George Ripley (c. 1415-1495) was an English priest and noted alchemist, one of several fifteenth-century figures who were rumored to have created the philosopher's stone and turned lead into gold. (Nichoas Flameau was another.) He left England as a young man to study alchemy in Germany and then spent about twenty years in Rome, working for the papacy. In 1477 he returned to England and became a canon of Bridlington in Yorkshire. About twenty copies of his scroll survive, all made in the sixteenth or seventeenth century. The scroll purports to be an allegorical account of how to make the philosopher's stone. You can read a description
of the scroll here that explains some of the symbolism. This is the Yale copy, which I found at
BibliOdyssey.
Detail from
a very large version of this scan. Below, a sample of Ripley's allegorical verse.

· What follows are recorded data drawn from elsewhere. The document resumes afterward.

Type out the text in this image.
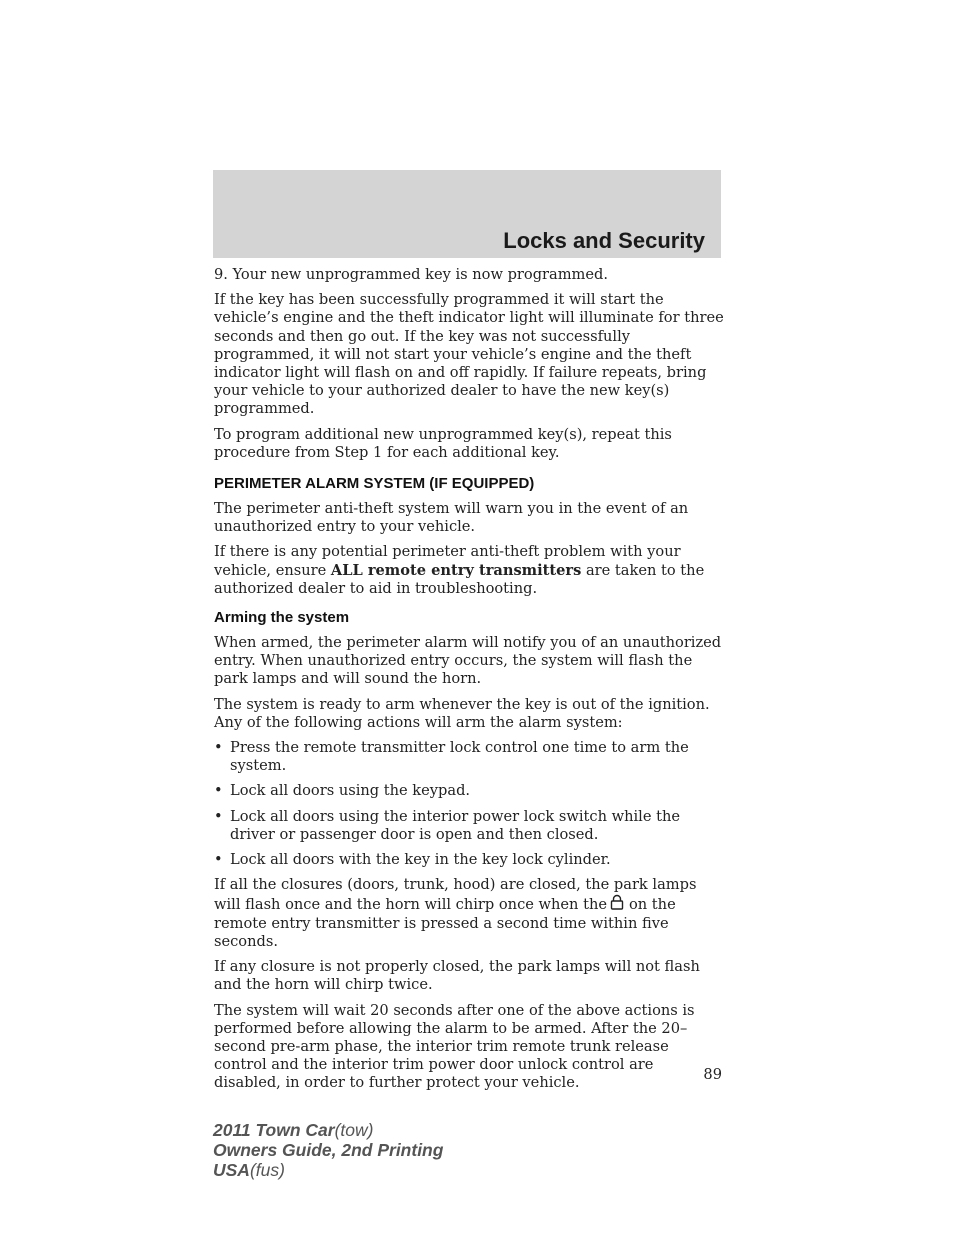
Locks and Security

9. Your new unprogrammed key is now programmed.

If the key has been successfully programmed it will start the vehicle’s engine and the theft indicator light will illuminate for three seconds and then go out. If the key was not successfully programmed, it will not start your vehicle’s engine and the theft indicator light will flash on and off rapidly. If failure repeats, bring your vehicle to your authorized dealer to have the new key(s) programmed.

To program additional new unprogrammed key(s), repeat this procedure from Step 1 for each additional key.

PERIMETER ALARM SYSTEM (IF EQUIPPED)

The perimeter anti-theft system will warn you in the event of an unauthorized entry to your vehicle.

If there is any potential perimeter anti-theft problem with your vehicle, ensure ALL remote entry transmitters are taken to the authorized dealer to aid in troubleshooting.

Arming the system

When armed, the perimeter alarm will notify you of an unauthorized entry. When unauthorized entry occurs, the system will flash the park lamps and will sound the horn.

The system is ready to arm whenever the key is out of the ignition. Any of the following actions will arm the alarm system:

• Press the remote transmitter lock control one time to arm the system.
• Lock all doors using the keypad.
• Lock all doors using the interior power lock switch while the driver or passenger door is open and then closed.
• Lock all doors with the key in the key lock cylinder.

If all the closures (doors, trunk, hood) are closed, the park lamps will flash once and the horn will chirp once when the on the remote entry transmitter is pressed a second time within five seconds.

If any closure is not properly closed, the park lamps will not flash and the horn will chirp twice.

The system will wait 20 seconds after one of the above actions is performed before allowing the alarm to be armed. After the 20–second pre-arm phase, the interior trim remote trunk release control and the interior trim power door unlock control are disabled, in order to further protect your vehicle.	89
2011 Town Car(tow)
Owners Guide, 2nd Printing
USA(fus)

Of my blood and water I wish
Plenty in all the World there is
It runneth in every place
Who it findeth he hath grace
In the World it runneth over all
And goeth round as a ball
But thou understand well this
Of the worke thou shalt miss
Therefore know ere thou begin
What he is and all his kin
Many a name he hath full sure
And all is but one Nature
Thou must part him in three
And then knit him as the Trinity
And make them all but one
Lo here is the Philosophers Stone
Sorry the scroll doesn't look quite right; I had to cut it into pieces and it was hard to make them line up exactly; but then the leaves in the scroll don't line up perfectly anyway.